8310 Caves not open to the public
Description and ecological characteristics
Caves are formed by the erosion of soluble rocks, such as limestones. They typically form the subterranean components of a distinctive ‘karst’ landscape, and are associated with various topographic features, including gorges, dry valleys, 8240 Limestone pavements, and dolines (surface depressions and hollows). Caves not open to the public is interpreted as referring to natural caves which are not routinely exploited for tourism, and which host specialist or endemic cave species or support important populations of Annex II species.
Caves lack natural illumination, and therefore support species which are adapted to living in the dark. Microclimatic conditions vary widely within and between caves, and this determines the composition of the fauna and flora. Many species feed on detritus derived from the surface; others are carnivorous. Cave-dwelling species (cavernicoles) can be divided into three categories:
- Troglobites – obligate cave-dwellers which typically display morphological adaptations, such as reduced pigmentation and regressed eyes.
- Troglophiles – facultative cave-dwellers which may have permanent populations in caves but which are also found in other suitable habitats.
- Trogloxenes – species which are found in caves but only for part of their life cycle.
The cavernicolous flora and fauna of the UK and other parts of northern Europe is highly impoverished compared to southern Europe. The reason for this is that most karst areas in the UK (except for parts of southern England) were glaciated during the Pleistocene, and many species are therefore recent colonists. Southern Europe escaped glaciation and consequently has a richer fauna of highly-specialised relict troglobites.

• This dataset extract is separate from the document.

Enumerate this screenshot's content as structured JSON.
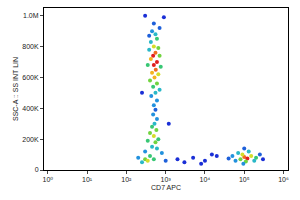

Cavernicoles in the UK include bacteria, algae, fungi and various groups of invertebrates (e.g. insects, spiders and crustaceans). Characteristic troglobites and troglophiles include Porrhoma rosenhaueri (a blind cave spider), Trechus micros (a ground beetle), Niphargus glennei (an amphipod, only known from Devon in the UK), and Arrhopalites pygmaeus (a springtail). Some caves are important hibernation sites for bat species, including all four Annex II species found in the UK.
European status and distribution
Caves not open to the public are widely distributed in Europe but are most frequent in the extensive limestone regions of southern Europe. The cavernicolous fauna of southern European caves includes a large number of troglobites, many of which are endemics. Notable species include amphibians, such as the blind cave salamander Proteus anguinus. An assessment of the occurrence and protection of the habitat throughout Europe was provided by Juberthie (1995).
UK status and distribution
In the UK, caves are particularly characteristic of the limestone areas of the North Pennines, the Peak District, the Mendips, south Wales, and County Fermanagh. Examples also occur in Devon, north Wales and Scotland.
Click here view UK distribution of this species
SACs where this Annex I habitat is a qualifying feature, but not a primary reason for site selection
- Limestone Coast of South West Wales/ Arfordir Calchfaen de Orllewin Cymru East Wales, West Wales and The Valleys
- Mells Valley Dorset and Somerset
- Mendip Limestone Grasslands Dorset and Somerset, Gloucestershire, Wiltshire and Bristol/Bath area
- North Somerset and Mendip Bats Dorset and Somerset, Gloucestershire, Wiltshire and Bristol/Bath area
- South Hams Devon
- Usk Bat Sites/ Safleoedd Ystlumod Wysg East Wales, West Wales and The Valleys
Many designated sites are on private land: the listing of a site in these pages does not imply any right of public access.
Please note that the map shows sites where the presence of a feature is classed as ‘grade d’, but these sites are not listed. This is because ‘grade d’ indicates a non-significant presence.